Maybe it will be of help to someone else…
“He shall not be afraid of evil tidings.”—Psalm 112:7.
CHRISTIAN, you ought not to dread the arrival of evil tidings; because if you are distressed by them, what do you more than other men? Other men have not your God to fly to; they have never proved His faithfulness as you have done, and it is no wonder if they are bowed down with alarm and cowed with fear: but you profess to be of another spirit; you have been begotten again unto a lively hope, and your heart lives in heaven and not on earthly things; now, if you are seen to be distracted as other men, what is the value of that grace which you profess to have received? Where is the dignity of that new nature which you claim to possess?

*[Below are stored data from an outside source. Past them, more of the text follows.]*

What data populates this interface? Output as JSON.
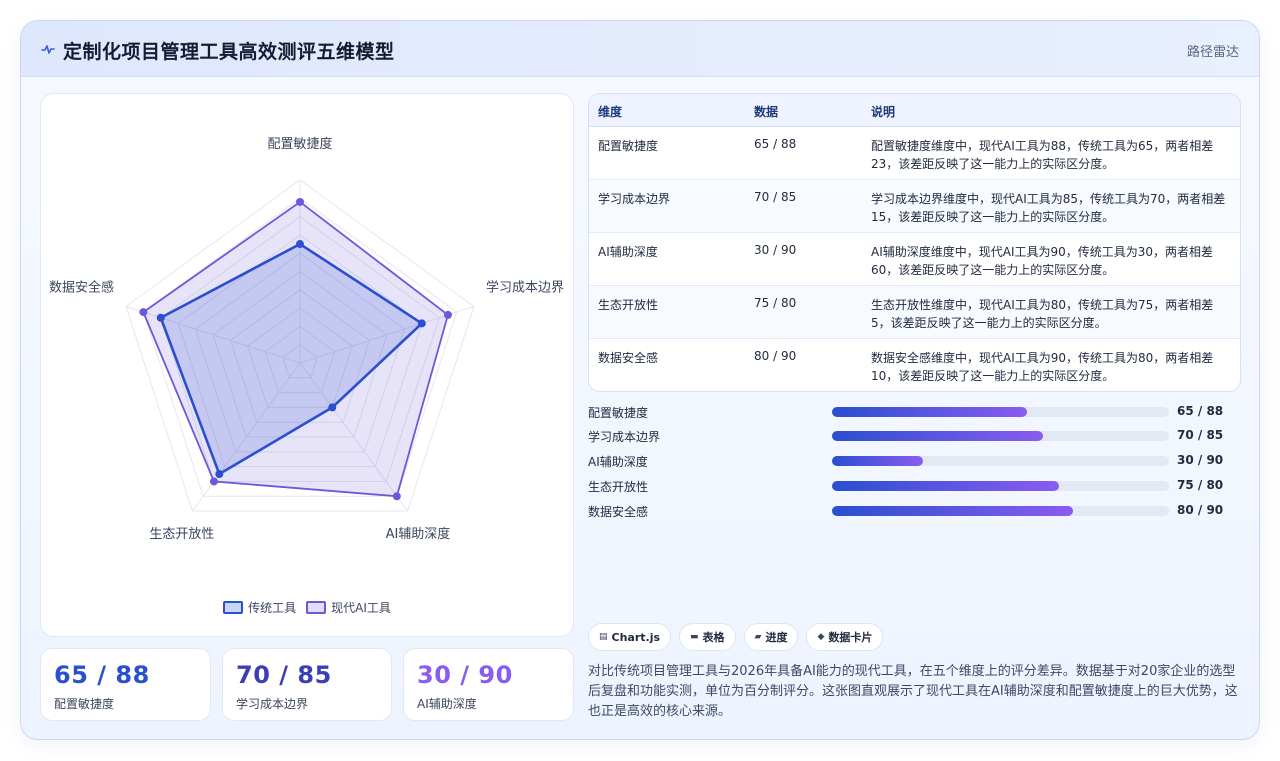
{
  "header": {
    "title": "定制化项目管理工具高效测评五维模型",
    "tag": "路径雷达",
    "icon": "pulse-icon"
  },
  "legend": [
    {
      "label": "传统工具",
      "color": "#2a4fcf"
    },
    {
      "label": "现代AI工具",
      "color": "#6a5ad8"
    }
  ],
  "stats": [
    {
      "value": "65 / 88",
      "label": "配置敏捷度",
      "color": "#2a4fcf"
    },
    {
      "value": "70 / 85",
      "label": "学习成本边界",
      "color": "#3b3fb6"
    },
    {
      "value": "30 / 90",
      "label": "AI辅助深度",
      "color": "#8a5cf0"
    }
  ],
  "table": {
    "headers": [
      "维度",
      "数据",
      "说明"
    ],
    "rows": [
      {
        "dim": "配置敏捷度",
        "data": "65 / 88",
        "desc": "配置敏捷度维度中，现代AI工具为88，传统工具为65，两者相差23，该差距反映了这一能力上的实际区分度。"
      },
      {
        "dim": "学习成本边界",
        "data": "70 / 85",
        "desc": "学习成本边界维度中，现代AI工具为85，传统工具为70，两者相差15，该差距反映了这一能力上的实际区分度。"
      },
      {
        "dim": "AI辅助深度",
        "data": "30 / 90",
        "desc": "AI辅助深度维度中，现代AI工具为90，传统工具为30，两者相差60，该差距反映了这一能力上的实际区分度。"
      },
      {
        "dim": "生态开放性",
        "data": "75 / 80",
        "desc": "生态开放性维度中，现代AI工具为80，传统工具为75，两者相差5，该差距反映了这一能力上的实际区分度。"
      },
      {
        "dim": "数据安全感",
        "data": "80 / 90",
        "desc": "数据安全感维度中，现代AI工具为90，传统工具为80，两者相差10，该差距反映了这一能力上的实际区分度。"
      }
    ]
  },
  "progress": [
    {
      "label": "配置敏捷度",
      "value": "65 / 88",
      "fraction": 0.58
    },
    {
      "label": "学习成本边界",
      "value": "70 / 85",
      "fraction": 0.625
    },
    {
      "label": "AI辅助深度",
      "value": "30 / 90",
      "fraction": 0.27
    },
    {
      "label": "生态开放性",
      "value": "75 / 80",
      "fraction": 0.675
    },
    {
      "label": "数据安全感",
      "value": "80 / 90",
      "fraction": 0.715
    }
  ],
  "tags": [
    {
      "label": "Chart.js",
      "icon": "chart-icon"
    },
    {
      "label": "表格",
      "icon": "table-icon"
    },
    {
      "label": "进度",
      "icon": "progress-icon"
    },
    {
      "label": "数据卡片",
      "icon": "card-icon"
    }
  ],
  "description": "对比传统项目管理工具与2026年具备AI能力的现代工具，在五个维度上的评分差异。数据基于对20家企业的选型后复盘和功能实测，单位为百分制评分。这张图直观展示了现代工具在AI辅助深度和配置敏捷度上的巨大优势，这也正是高效的核心来源。",
  "chart_data": {
    "type": "radar",
    "categories": [
      "配置敏捷度",
      "学习成本边界",
      "AI辅助深度",
      "生态开放性",
      "数据安全感"
    ],
    "series": [
      {
        "name": "传统工具",
        "values": [
          65,
          70,
          30,
          75,
          80
        ],
        "color": "#2a4fcf"
      },
      {
        "name": "现代AI工具",
        "values": [
          88,
          85,
          90,
          80,
          90
        ],
        "color": "#6a5ad8"
      }
    ],
    "rlim": [
      0,
      100
    ],
    "grid": true,
    "legend_position": "bottom"
  }
}
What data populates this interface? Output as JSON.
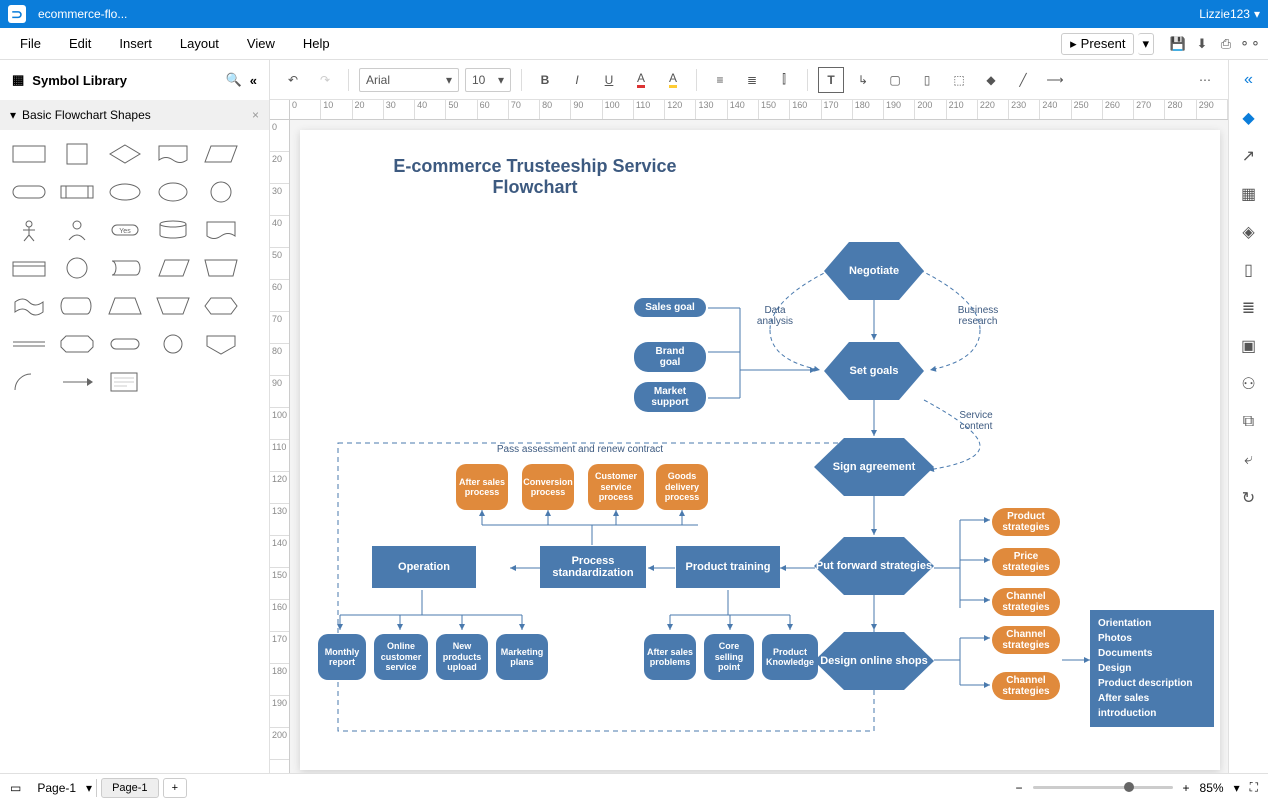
{
  "titlebar": {
    "doc_name": "ecommerce-flo...",
    "user": "Lizzie123"
  },
  "menu": {
    "file": "File",
    "edit": "Edit",
    "insert": "Insert",
    "layout": "Layout",
    "view": "View",
    "help": "Help",
    "present": "Present"
  },
  "lib_header": "Symbol Library",
  "section": "Basic Flowchart Shapes",
  "shape_yes": "Yes",
  "toolbar": {
    "font": "Arial",
    "size": "10"
  },
  "tabs": {
    "dropdown": "Page-1",
    "active": "Page-1"
  },
  "zoom": "85%",
  "chart": {
    "title": "E-commerce Trusteeship Service Flowchart",
    "negotiate": "Negotiate",
    "setgoals": "Set goals",
    "sign": "Sign agreement",
    "putforward": "Put forward strategies",
    "design": "Design online shops",
    "salesgoal": "Sales goal",
    "brandgoal": "Brand goal",
    "marketsupport": "Market support",
    "dataanalysis": "Data analysis",
    "businessresearch": "Business research",
    "servicecontent": "Service content",
    "pass": "Pass assessment and renew contract",
    "aftersales": "After sales process",
    "conversion": "Conversion process",
    "customer": "Customer service process",
    "goods": "Goods delivery process",
    "operation": "Operation",
    "processstd": "Process standardization",
    "training": "Product training",
    "monthly": "Monthly report",
    "onlinecs": "Online customer service",
    "newprod": "New products upload",
    "marketing": "Marketing plans",
    "aftersales2": "After sales problems",
    "core": "Core selling point",
    "prodknow": "Product Knowledge",
    "prodstrat": "Product strategies",
    "pricestrat": "Price strategies",
    "channelstrat": "Channel strategies",
    "channelstrat2": "Channel strategies",
    "channelstrat3": "Channel strategies",
    "list": {
      "orientation": "Orientation",
      "photos": "Photos",
      "documents": "Documents",
      "design": "Design",
      "proddesc": "Product description",
      "aftersales": "After sales",
      "intro": "introduction"
    }
  }
}
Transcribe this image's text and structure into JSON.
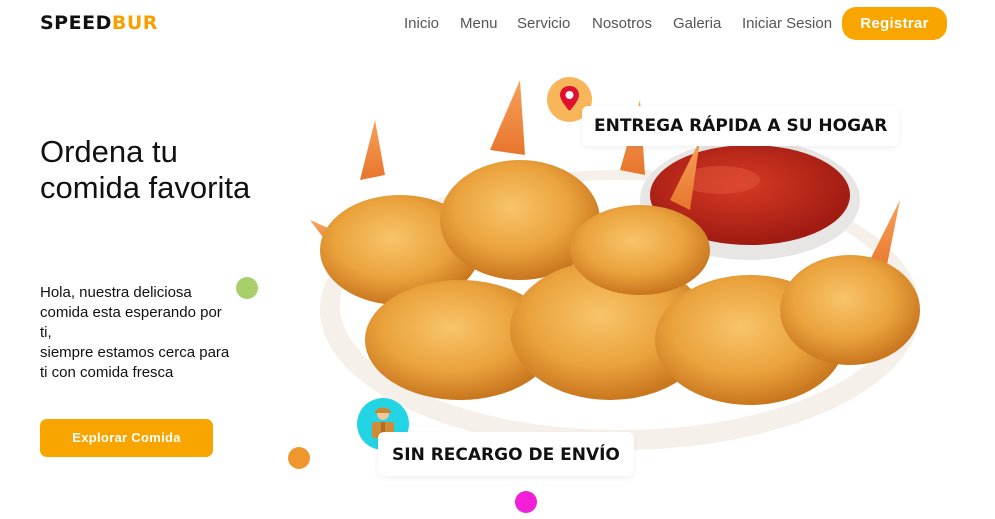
{
  "header": {
    "logo_part1": "SPEED",
    "logo_part2": "BUR",
    "nav": [
      "Inicio",
      "Menu",
      "Servicio",
      "Nosotros",
      "Galeria",
      "Iniciar Sesion"
    ],
    "register_label": "Registrar"
  },
  "hero": {
    "title": "Ordena tu comida favorita",
    "description_lines": [
      "Hola, nuestra deliciosa comida esta esperando por ti,",
      "siempre estamos cerca para ti con comida fresca"
    ],
    "cta_label": "Explorar Comida"
  },
  "badges": {
    "delivery": "ENTREGA RÁPIDA A SU HOGAR",
    "no_fee": "SIN RECARGO DE ENVÍO"
  },
  "icons": {
    "location": "location-pin-icon",
    "courier": "delivery-person-icon"
  },
  "colors": {
    "accent": "#f9a500",
    "dot_green": "#a8cf6a",
    "dot_orange": "#f0962e",
    "dot_magenta": "#f21fd8",
    "pin_circle": "#f7b65a",
    "courier_circle": "#22d4e4"
  }
}
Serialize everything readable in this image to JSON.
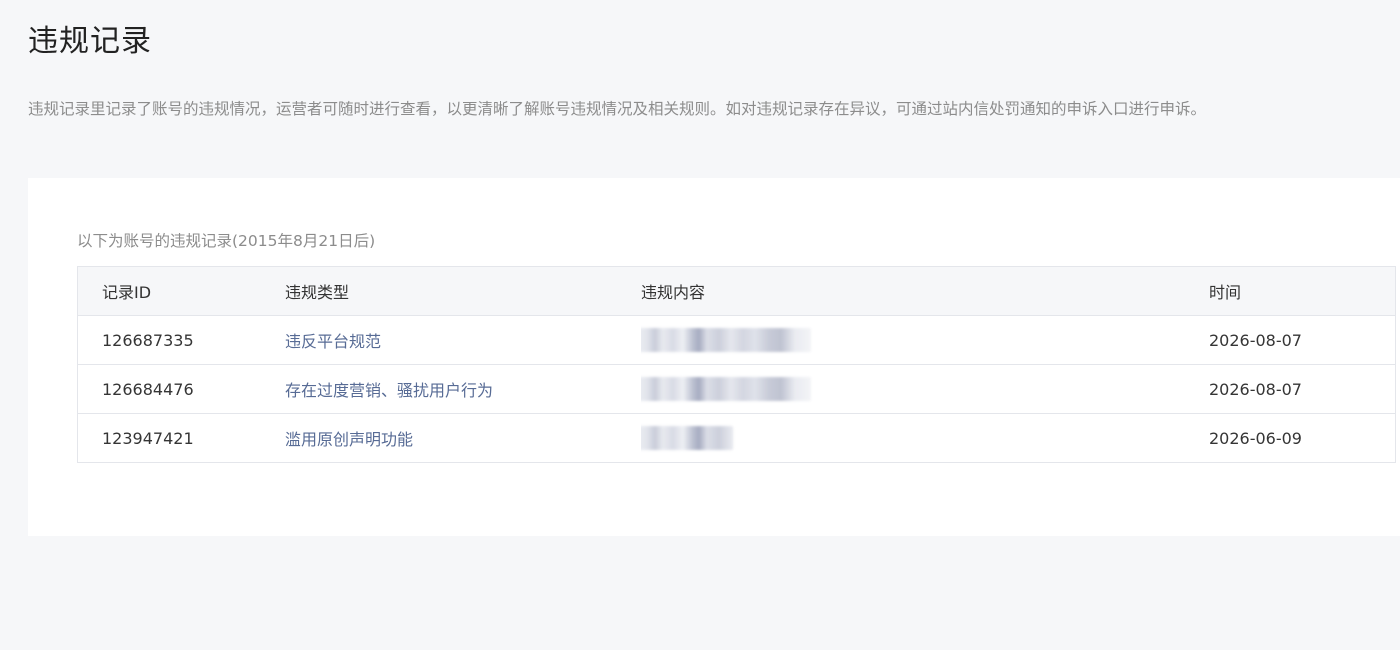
{
  "page": {
    "title": "违规记录",
    "description": "违规记录里记录了账号的违规情况，运营者可随时进行查看，以更清晰了解账号违规情况及相关规则。如对违规记录存在异议，可通过站内信处罚通知的申诉入口进行申诉。"
  },
  "records": {
    "caption": "以下为账号的违规记录(2015年8月21日后)",
    "headers": {
      "id": "记录ID",
      "type": "违规类型",
      "content": "违规内容",
      "time": "时间"
    },
    "rows": [
      {
        "id": "126687335",
        "type": "违反平台规范",
        "content_redacted": true,
        "time": "2026-08-07"
      },
      {
        "id": "126684476",
        "type": "存在过度营销、骚扰用户行为",
        "content_redacted": true,
        "time": "2026-08-07"
      },
      {
        "id": "123947421",
        "type": "滥用原创声明功能",
        "content_redacted": true,
        "time": "2026-06-09"
      }
    ]
  },
  "colors": {
    "link": "#576b95",
    "background": "#f6f7f9",
    "card": "#ffffff",
    "muted_text": "#8c8c8c"
  }
}
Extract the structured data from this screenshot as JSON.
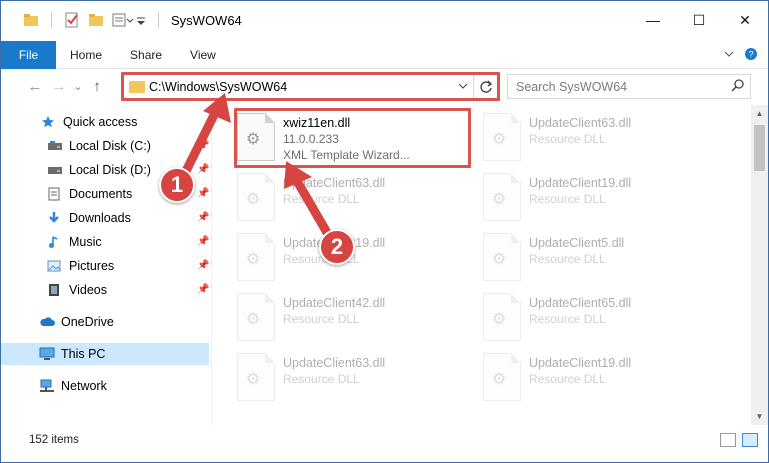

Again, if you should be filled with alarm, as others are, you would, doubtless, be led into the sins so common to others under trying circumstances. The ungodly, when they are overtaken by evil tidings, rebel against God; they murmur, and think that God deals hardly with them. Will you fall into that same sin? Will you provoke the Lord as they do?
Moreover, unconverted men often run to wrong means in order to escape from difficulties, and you will be sure to do the same if your mind yields to the present pressure. Trust in the Lord, and wait patiently for Him. Your wisest course is to do as Moses did at the Red Sea, “Stand still and see the salvation of God.” For if you give way to fear when you hear of evil tidings, you will be unable to meet the trouble with that calm composure which nerves for duty, and sustains under adversity. How can you glorify God if you play the coward? Saints have often sung God’s high praises in the fires, but will your doubting and desponding, as if you had none to help you, magnify the Most High? Then take courage, and relying in sure confidence upon the faithfulness of your covenant God, “let not your heart be troubled, neither let it be afraid.”
This morning, I have been experiencing my own certain amount of dread as I see evidence of Christian youth I know (some in their 30’s, younger than me, anyway!) drinking more and more often than they ought. Perhaps I am more tender-hearted with this subject having grown up in a family devastated by alcohol abuse. Yet, I fear for them; I fear for my own children. Your admonition from Spurgeon was so timely to remind me Who is in control and how He works
I have often thought that fear is a useful tool in Satan’s arsenal. He’s such a liar isn’t he?